Apple’s capital expenditure in 2016 will be up 30 percent on 2015, and the company is building three new data centers, all due to open in the next two years. Analyst Brian Nowak of Morgan Stanley has said the company seems to be preparing to reduce its dependence on AWS, where it currently spends some $1 billion per year, perhaps even moving off the Amazon cloud entirely.

apple bites knife
– Doctor Gus via Deviant Art

Moving away?

”We believe this build is a signal that Apple is increasingly likely to move away from AWS in the next 18 to 24 months,” said Nowak, responding to a conference call on Apples’ earnings last week. 

Apple is building a $2 billion data center and “command center” in Mesa, Arizona, as well as data centers in Denmark and Galway, Ireland, which Nowak believes adds up to 2.5 million sq ft (230,000 sq m) of new data center space for its iTunes and iCloud offerings.

Apple’s data center costs last year amounted to $1 billion, which Nowak and his colleague Katy Huberty believe mostly went to Amazon for Apple services delivered from the AWS cloud. 
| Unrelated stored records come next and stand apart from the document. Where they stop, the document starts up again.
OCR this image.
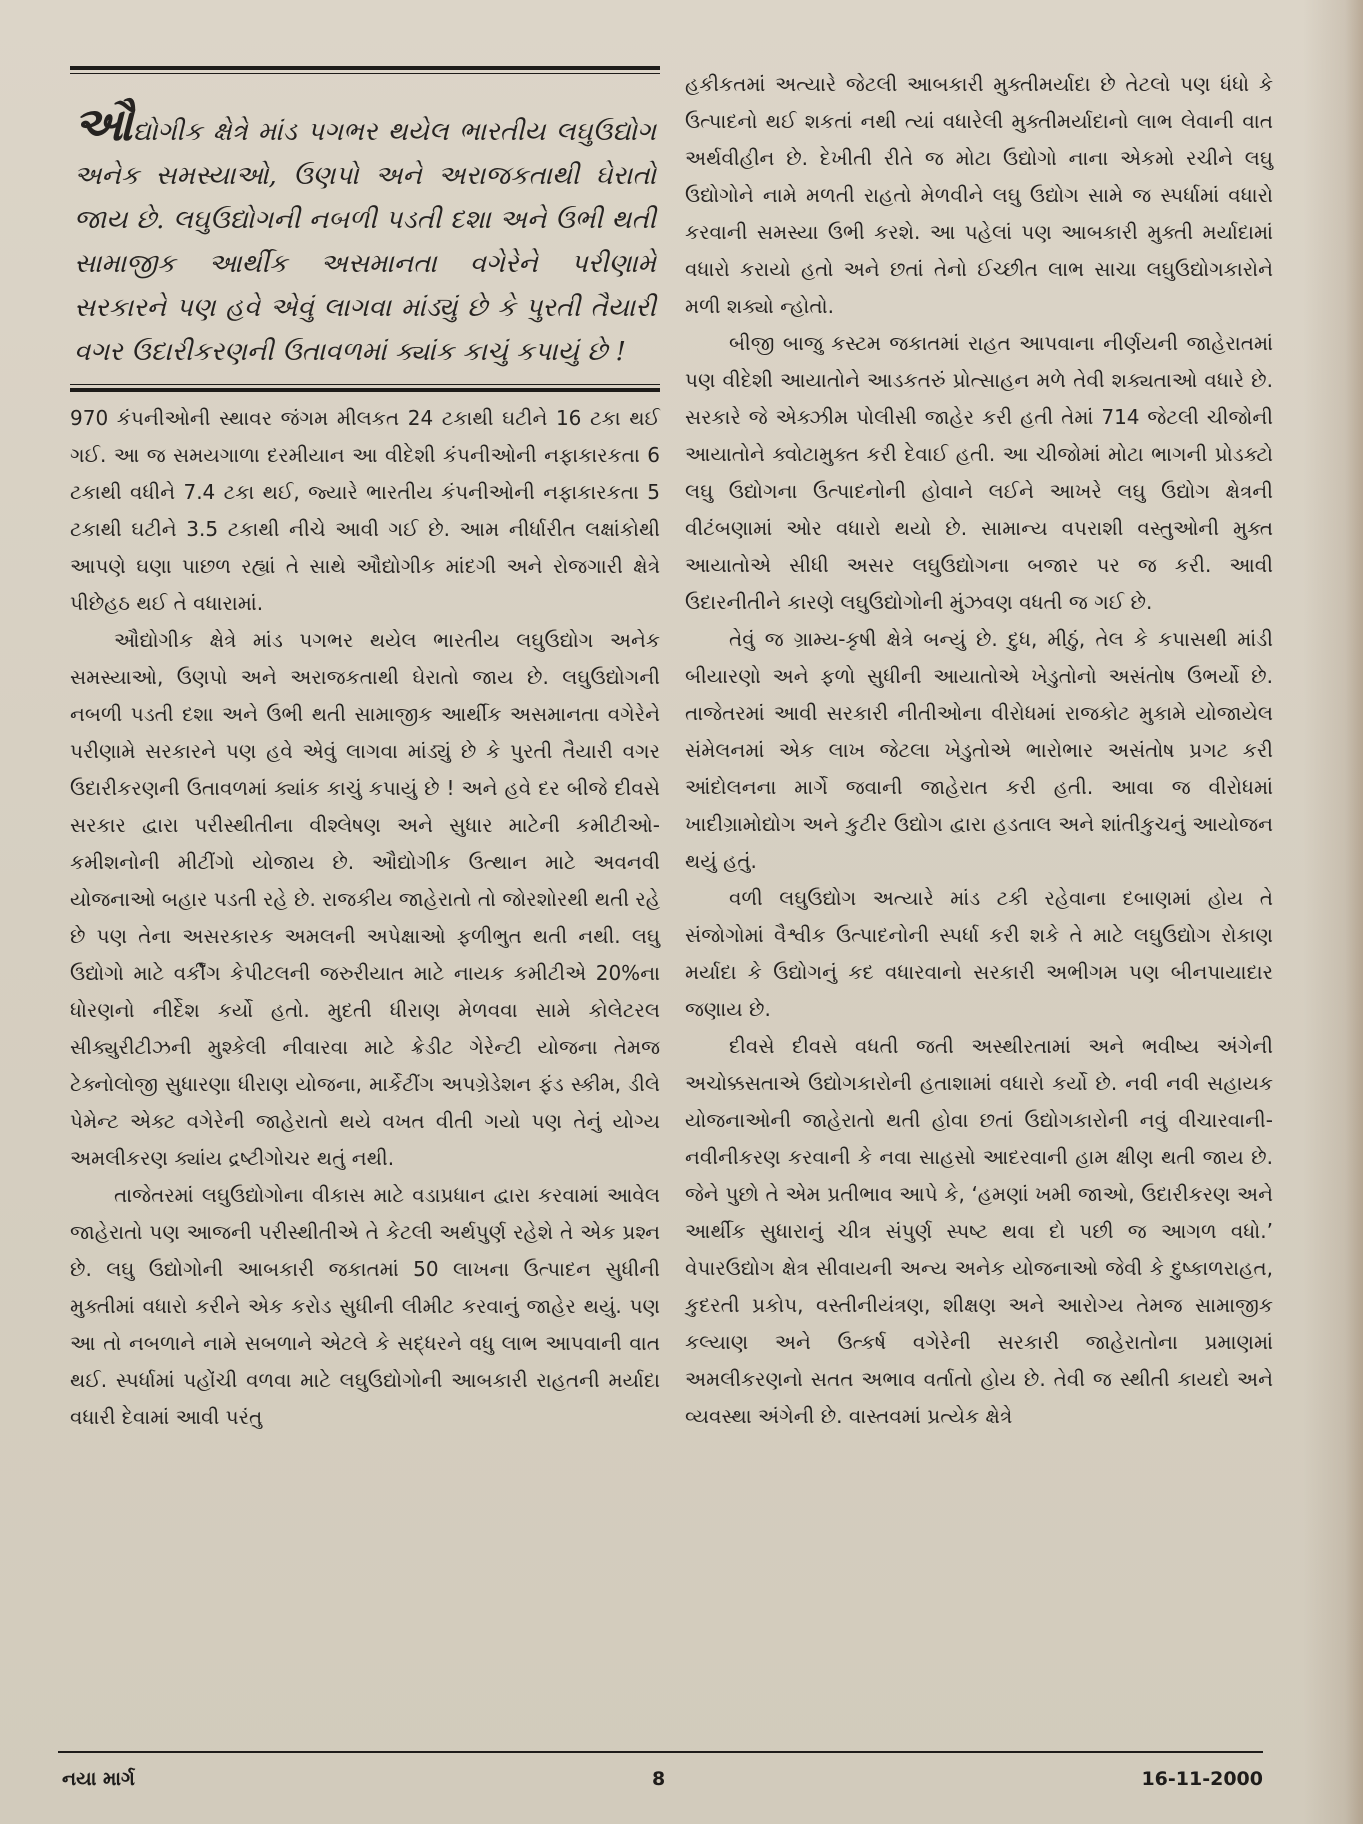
ઔદ્યોગીક ક્ષેત્રે માંડ પગભર થયેલ ભારતીય લઘુઉદ્યોગ અનેક સમસ્યાઓ, ઉણપો અને અરાજકતાથી ઘેરાતો જાય છે. લઘુઉદ્યોગની નબળી પડતી દશા અને ઉભી થતી સામાજીક આર્થીક અસમાનતા વગેરેને પરીણામે સરકારને પણ હવે એવું લાગવા માંડ્યું છે કે પુરતી તૈયારી વગર ઉદારીકરણની ઉતાવળમાં ક્યાંક કાચું કપાયું છે !

970 કંપનીઓની સ્થાવર જંગમ મીલકત 24 ટકાથી ઘટીને 16 ટકા થઈ ગઈ. આ જ સમયગાળા દરમીયાન આ વીદેશી કંપનીઓની નફાકારકતા 6 ટકાથી વધીને 7.4 ટકા થઈ, જ્યારે ભારતીય કંપનીઓની નફાકારકતા 5 ટકાથી ઘટીને 3.5 ટકાથી નીચે આવી ગઈ છે. આમ નીર્ધારીત લક્ષાંકોથી આપણે ઘણા પાછળ રહ્યાં તે સાથે ઔદ્યોગીક માંદગી અને રોજગારી ક્ષેત્રે પીછેહઠ થઈ તે વધારામાં.

ઔદ્યોગીક ક્ષેત્રે માંડ પગભર થયેલ ભારતીય લઘુઉદ્યોગ અનેક સમસ્યાઓ, ઉણપો અને અરાજકતાથી ઘેરાતો જાય છે. લઘુઉદ્યોગની નબળી પડતી દશા અને ઉભી થતી સામાજીક આર્થીક અસમાનતા વગેરેને પરીણામે સરકારને પણ હવે એવું લાગવા માંડ્યું છે કે પુરતી તૈયારી વગર ઉદારીકરણની ઉતાવળમાં ક્યાંક કાચું કપાયું છે ! અને હવે દર બીજે દીવસે સરકાર દ્વારા પરીસ્થીતીના વીશ્લેષણ અને સુધાર માટેની કમીટીઓ-કમીશનોની મીટીંગો યોજાય છે. ઔદ્યોગીક ઉત્થાન માટે અવનવી યોજનાઓ બહાર પડતી રહે છે. રાજકીય જાહેરાતો તો જોરશોરથી થતી રહે છે પણ તેના અસરકારક અમલની અપેક્ષાઓ ફળીભુત થતી નથી. લઘુ ઉદ્યોગો માટે વર્કીંગ કેપીટલની જરુરીયાત માટે નાયક કમીટીએ 20%ના ધોરણનો નીર્દેશ કર્યો હતો. મુદતી ધીરાણ મેળવવા સામે કોલેટરલ સીક્યુરીટીઝની મુશ્કેલી નીવારવા માટે ક્રેડીટ ગેરેન્ટી યોજના તેમજ ટેક્નોલોજી સુધારણા ધીરાણ યોજના, માર્કેટીંગ અપગ્રેડેશન ફંડ સ્કીમ, ડીલે પેમેન્ટ એક્ટ વગેરેની જાહેરાતો થયે વખત વીતી ગયો પણ તેનું યોગ્ય અમલીકરણ ક્યાંય દ્રષ્ટીગોચર થતું નથી.

તાજેતરમાં લઘુઉદ્યોગોના વીકાસ માટે વડાપ્રધાન દ્વારા કરવામાં આવેલ જાહેરાતો પણ આજની પરીસ્થીતીએ તે કેટલી અર્થપુર્ણ રહેશે તે એક પ્રશ્ન છે. લઘુ ઉદ્યોગોની આબકારી જકાતમાં 50 લાખના ઉત્પાદન સુધીની મુક્તીમાં વધારો કરીને એક કરોડ સુધીની લીમીટ કરવાનું જાહેર થયું. પણ આ તો નબળાને નામે સબળાને એટલે કે સદ્ધરને વધુ લાભ આપવાની વાત થઈ. સ્પર્ધામાં પહોંચી વળવા માટે લઘુઉદ્યોગોની આબકારી રાહતની મર્યાદા વધારી દેવામાં આવી પરંતુ

હકીકતમાં અત્યારે જેટલી આબકારી મુક્તીમર્યાદા છે તેટલો પણ ધંધો કે ઉત્પાદનો થઈ શકતાં નથી ત્યાં વધારેલી મુક્તીમર્યાદાનો લાભ લેવાની વાત અર્થવીહીન છે. દેખીતી રીતે જ મોટા ઉદ્યોગો નાના એકમો રચીને લઘુ ઉદ્યોગોને નામે મળતી રાહતો મેળવીને લઘુ ઉદ્યોગ સામે જ સ્પર્ધામાં વધારો કરવાની સમસ્યા ઉભી કરશે. આ પહેલાં પણ આબકારી મુક્તી મર્યાદામાં વધારો કરાયો હતો અને છતાં તેનો ઈચ્છીત લાભ સાચા લઘુઉદ્યોગકારોને મળી શક્યો ન્હોતો.

બીજી બાજુ કસ્ટમ જકાતમાં રાહત આપવાના નીર્ણયની જાહેરાતમાં પણ વીદેશી આયાતોને આડકતરું પ્રોત્સાહન મળે તેવી શક્યતાઓ વધારે છે. સરકારે જે એક્ઝીમ પોલીસી જાહેર કરી હતી તેમાં 714 જેટલી ચીજોની આયાતોને ક્વોટામુક્ત કરી દેવાઈ હતી. આ ચીજોમાં મોટા ભાગની પ્રોડક્ટો લઘુ ઉદ્યોગના ઉત્પાદનોની હોવાને લઈને આખરે લઘુ ઉદ્યોગ ક્ષેત્રની વીટંબણામાં ઓર વધારો થયો છે. સામાન્ય વપરાશી વસ્તુઓની મુક્ત આયાતોએ સીધી અસર લઘુઉદ્યોગના બજાર પર જ કરી. આવી ઉદારનીતીને કારણે લઘુઉદ્યોગોની મુંઝવણ વધતી જ ગઈ છે.

તેવું જ ગ્રામ્ય-કૃષી ક્ષેત્રે બન્યું છે. દુધ, મીઠું, તેલ કે કપાસથી માંડી બીયારણો અને ફળો સુધીની આયાતોએ ખેડુતોનો અસંતોષ ઉભર્યો છે. તાજેતરમાં આવી સરકારી નીતીઓના વીરોધમાં રાજકોટ મુકામે યોજાયેલ સંમેલનમાં એક લાખ જેટલા ખેડુતોએ ભારોભાર અસંતોષ પ્રગટ કરી આંદોલનના માર્ગે જવાની જાહેરાત કરી હતી. આવા જ વીરોધમાં ખાદીગ્રામોદ્યોગ અને કુટીર ઉદ્યોગ દ્વારા હડતાલ અને શાંતીકુચનું આયોજન થયું હતું.

વળી લઘુઉદ્યોગ અત્યારે માંડ ટકી રહેવાના દબાણમાં હોય તે સંજોગોમાં વૈશ્વીક ઉત્પાદનોની સ્પર્ધા કરી શકે તે માટે લઘુઉદ્યોગ રોકાણ મર્યાદા કે ઉદ્યોગનું કદ વધારવાનો સરકારી અભીગમ પણ બીનપાયાદાર જણાય છે.

દીવસે દીવસે વધતી જતી અસ્થીરતામાં અને ભવીષ્ય અંગેની અચોક્કસતાએ ઉદ્યોગકારોની હતાશામાં વધારો કર્યો છે. નવી નવી સહાયક યોજનાઓની જાહેરાતો થતી હોવા છતાં ઉદ્યોગકારોની નવું વીચારવાની-નવીનીકરણ કરવાની કે નવા સાહસો આદરવાની હામ ક્ષીણ થતી જાય છે. જેને પુછો તે એમ પ્રતીભાવ આપે કે, ‘હમણાં ખમી જાઓ, ઉદારીકરણ અને આર્થીક સુધારાનું ચીત્ર સંપુર્ણ સ્પષ્ટ થવા દો પછી જ આગળ વધો.’ વેપારઉદ્યોગ ક્ષેત્ર સીવાયની અન્ય અનેક યોજનાઓ જેવી કે દુષ્કાળરાહત, કુદરતી પ્રકોપ, વસ્તીનીયંત્રણ, શીક્ષણ અને આરોગ્ય તેમજ સામાજીક કલ્યાણ અને ઉત્કર્ષ વગેરેની સરકારી જાહેરાતોના પ્રમાણમાં અમલીકરણનો સતત અભાવ વર્તાતો હોય છે. તેવી જ સ્થીતી કાયદો અને વ્યવસ્થા અંગેની છે. વાસ્તવમાં પ્રત્યેક ક્ષેત્રે

નયા માર્ગ	8	16-11-2000
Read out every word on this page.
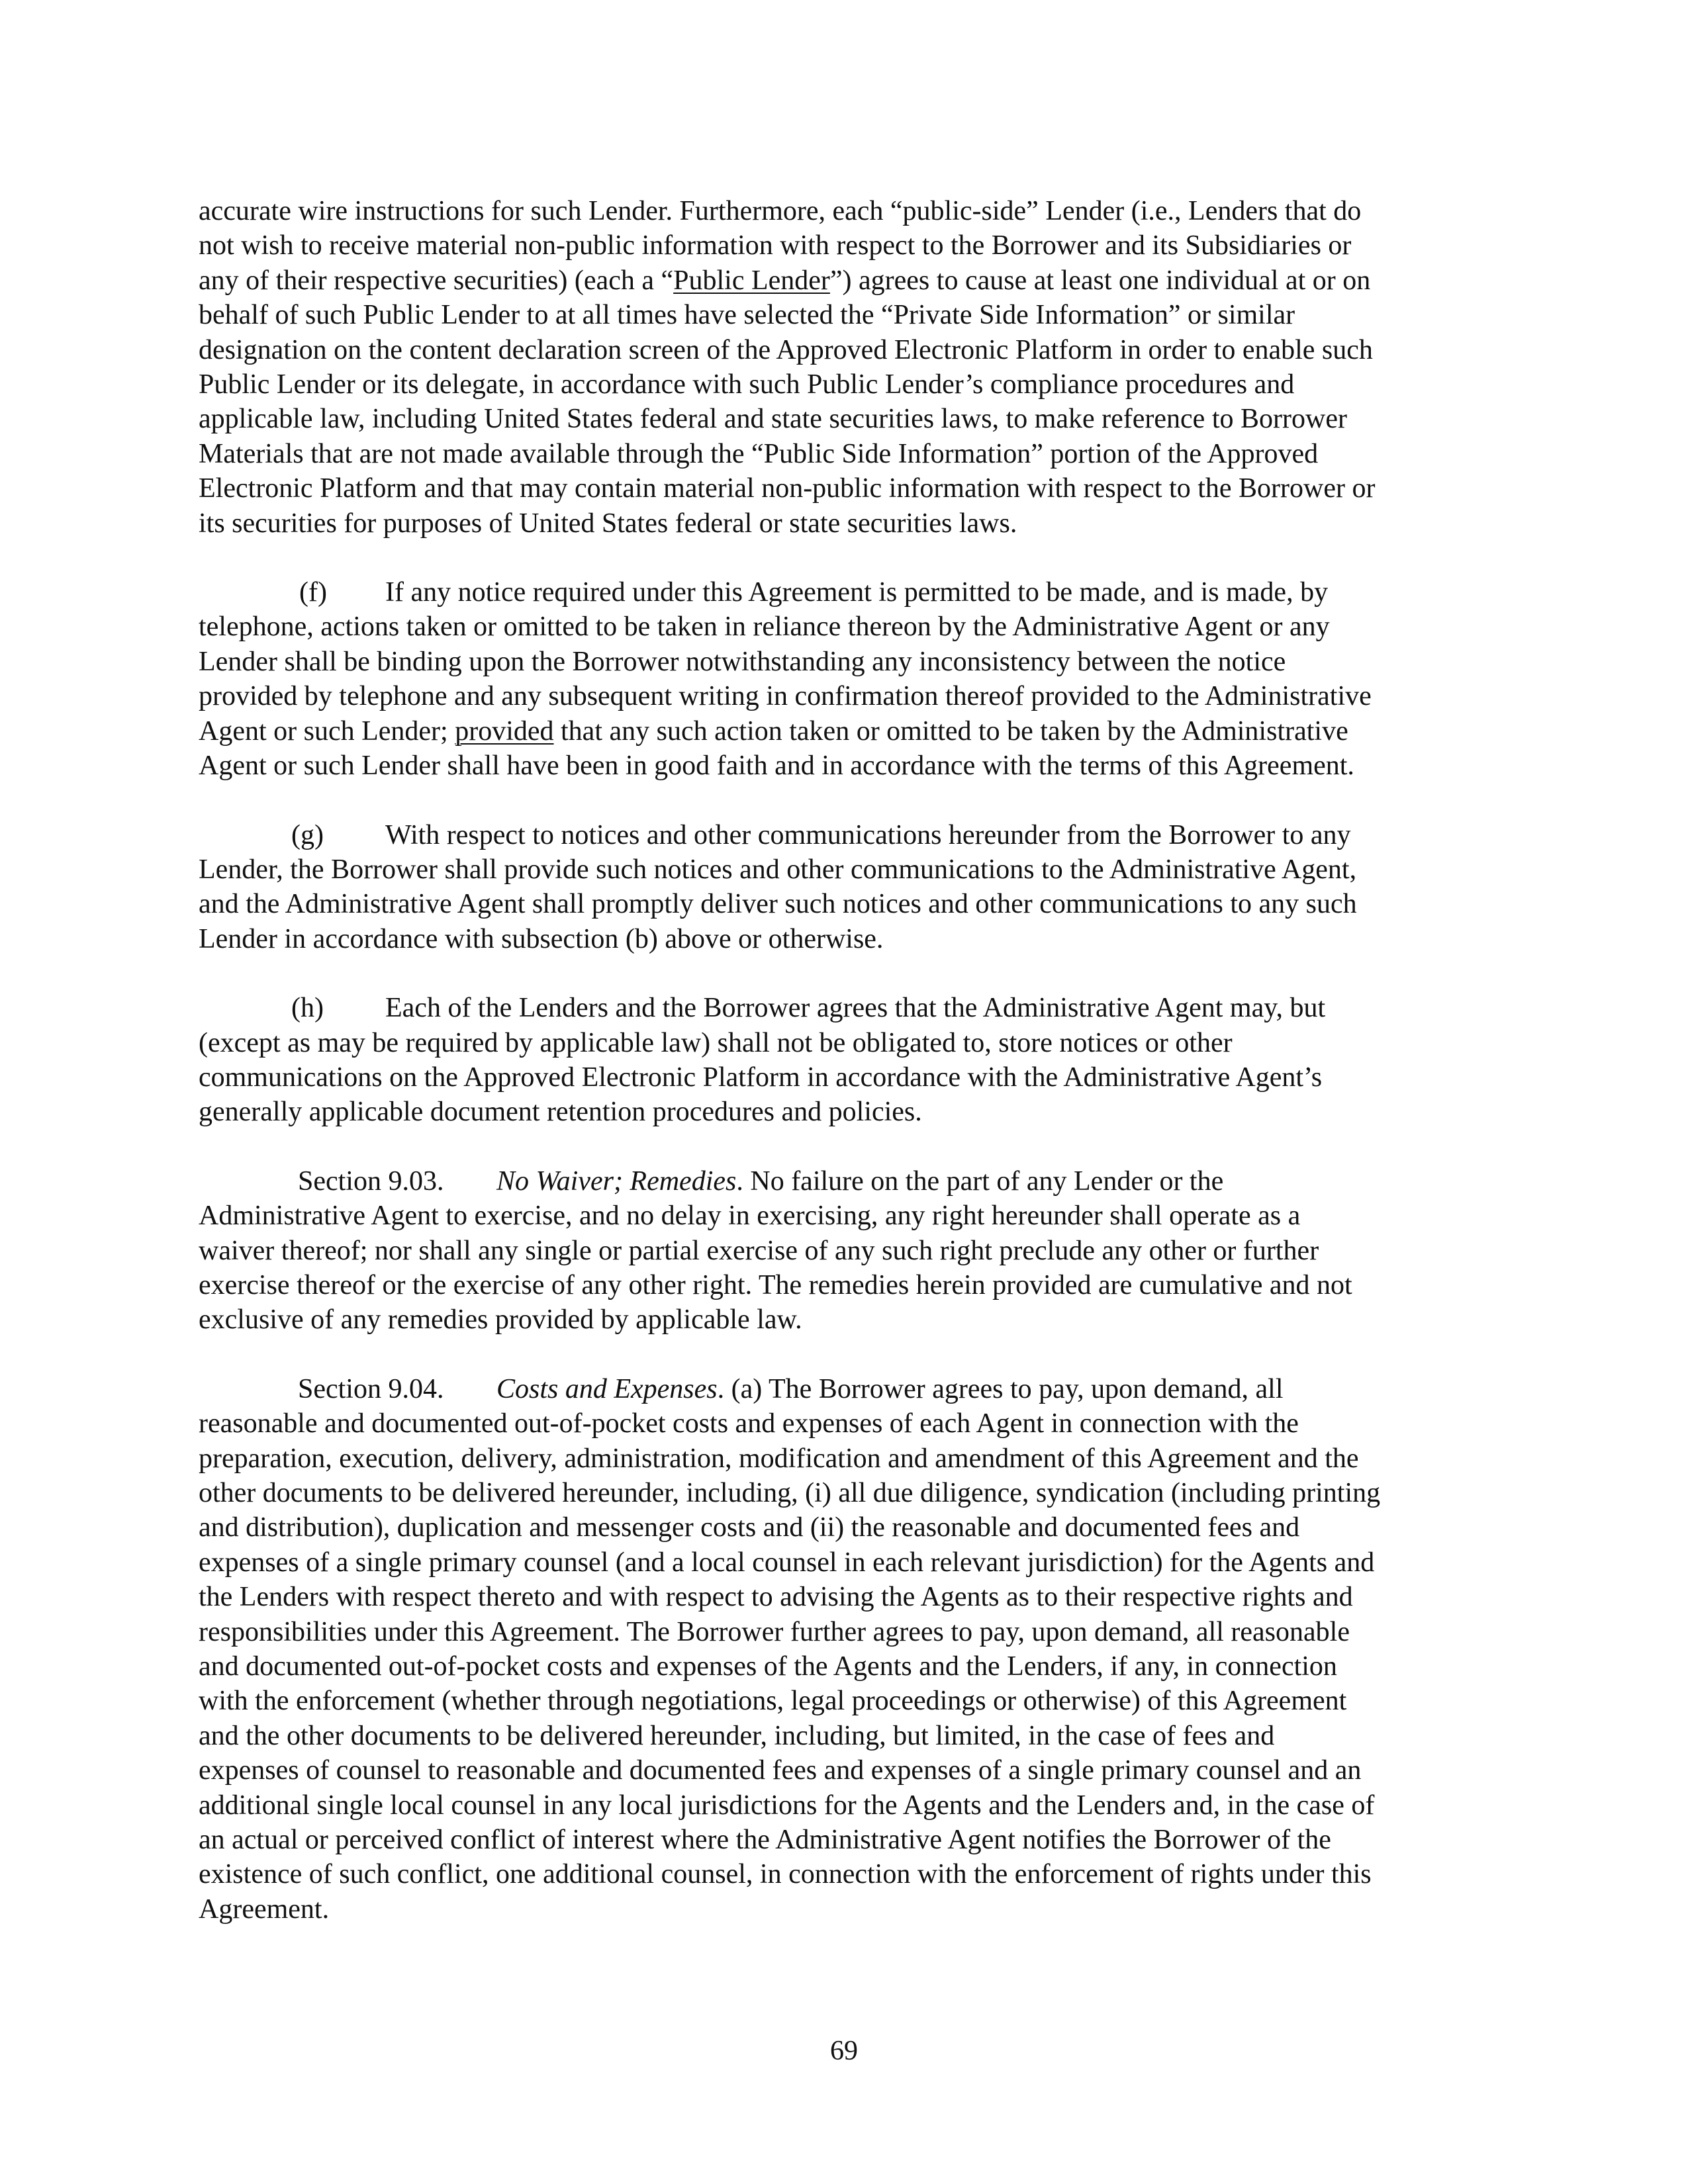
accurate wire instructions for such Lender. Furthermore, each “public-side” Lender (i.e., Lenders that do
not wish to receive material non-public information with respect to the Borrower and its Subsidiaries or
any of their respective securities) (each a “Public Lender”) agrees to cause at least one individual at or on
behalf of such Public Lender to at all times have selected the “Private Side Information” or similar
designation on the content declaration screen of the Approved Electronic Platform in order to enable such
Public Lender or its delegate, in accordance with such Public Lender’s compliance procedures and
applicable law, including United States federal and state securities laws, to make reference to Borrower
Materials that are not made available through the “Public Side Information” portion of the Approved
Electronic Platform and that may contain material non-public information with respect to the Borrower or
its securities for purposes of United States federal or state securities laws.
(f) If any notice required under this Agreement is permitted to be made, and is made, by
telephone, actions taken or omitted to be taken in reliance thereon by the Administrative Agent or any
Lender shall be binding upon the Borrower notwithstanding any inconsistency between the notice
provided by telephone and any subsequent writing in confirmation thereof provided to the Administrative
Agent or such Lender; provided that any such action taken or omitted to be taken by the Administrative
Agent or such Lender shall have been in good faith and in accordance with the terms of this Agreement.
(g) With respect to notices and other communications hereunder from the Borrower to any
Lender, the Borrower shall provide such notices and other communications to the Administrative Agent,
and the Administrative Agent shall promptly deliver such notices and other communications to any such
Lender in accordance with subsection (b) above or otherwise.
(h) Each of the Lenders and the Borrower agrees that the Administrative Agent may, but
(except as may be required by applicable law) shall not be obligated to, store notices or other
communications on the Approved Electronic Platform in accordance with the Administrative Agent’s
generally applicable document retention procedures and policies.
Section 9.03. No Waiver; Remedies. No failure on the part of any Lender or the
Administrative Agent to exercise, and no delay in exercising, any right hereunder shall operate as a
waiver thereof; nor shall any single or partial exercise of any such right preclude any other or further
exercise thereof or the exercise of any other right. The remedies herein provided are cumulative and not
exclusive of any remedies provided by applicable law.
Section 9.04. Costs and Expenses. (a) The Borrower agrees to pay, upon demand, all
reasonable and documented out-of-pocket costs and expenses of each Agent in connection with the
preparation, execution, delivery, administration, modification and amendment of this Agreement and the
other documents to be delivered hereunder, including, (i) all due diligence, syndication (including printing
and distribution), duplication and messenger costs and (ii) the reasonable and documented fees and
expenses of a single primary counsel (and a local counsel in each relevant jurisdiction) for the Agents and
the Lenders with respect thereto and with respect to advising the Agents as to their respective rights and
responsibilities under this Agreement. The Borrower further agrees to pay, upon demand, all reasonable
and documented out-of-pocket costs and expenses of the Agents and the Lenders, if any, in connection
with the enforcement (whether through negotiations, legal proceedings or otherwise) of this Agreement
and the other documents to be delivered hereunder, including, but limited, in the case of fees and
expenses of counsel to reasonable and documented fees and expenses of a single primary counsel and an
additional single local counsel in any local jurisdictions for the Agents and the Lenders and, in the case of
an actual or perceived conflict of interest where the Administrative Agent notifies the Borrower of the
existence of such conflict, one additional counsel, in connection with the enforcement of rights under this
Agreement.
69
“If we assume data center costs remain 5 percent of services revenue and that 90 perent of Apple’s data center costs are paid to AWS, we estimate Apple will spend $1.05bn on AWS in 2016 and $1.18bn in 2017.”

This makes Apple one of AWS’ top customers, the analysts say. While Amazon’s figures can be opaque, they reckon that the iPhone maker is contributing nearly one-tenth of Amazon’s AWS revenue. Apple’s 2.5 million sq ft make it significant compared with AWS which is approaching seven million sq ft. 

The new data centers could enable Apple to move off AWS within two years, the analysts say, although they point out that AWS  could find plenty of new business to compensate, saying AWS’s “ability to grow faster than we expect would also lessen the impact from a potential loss of Apple.”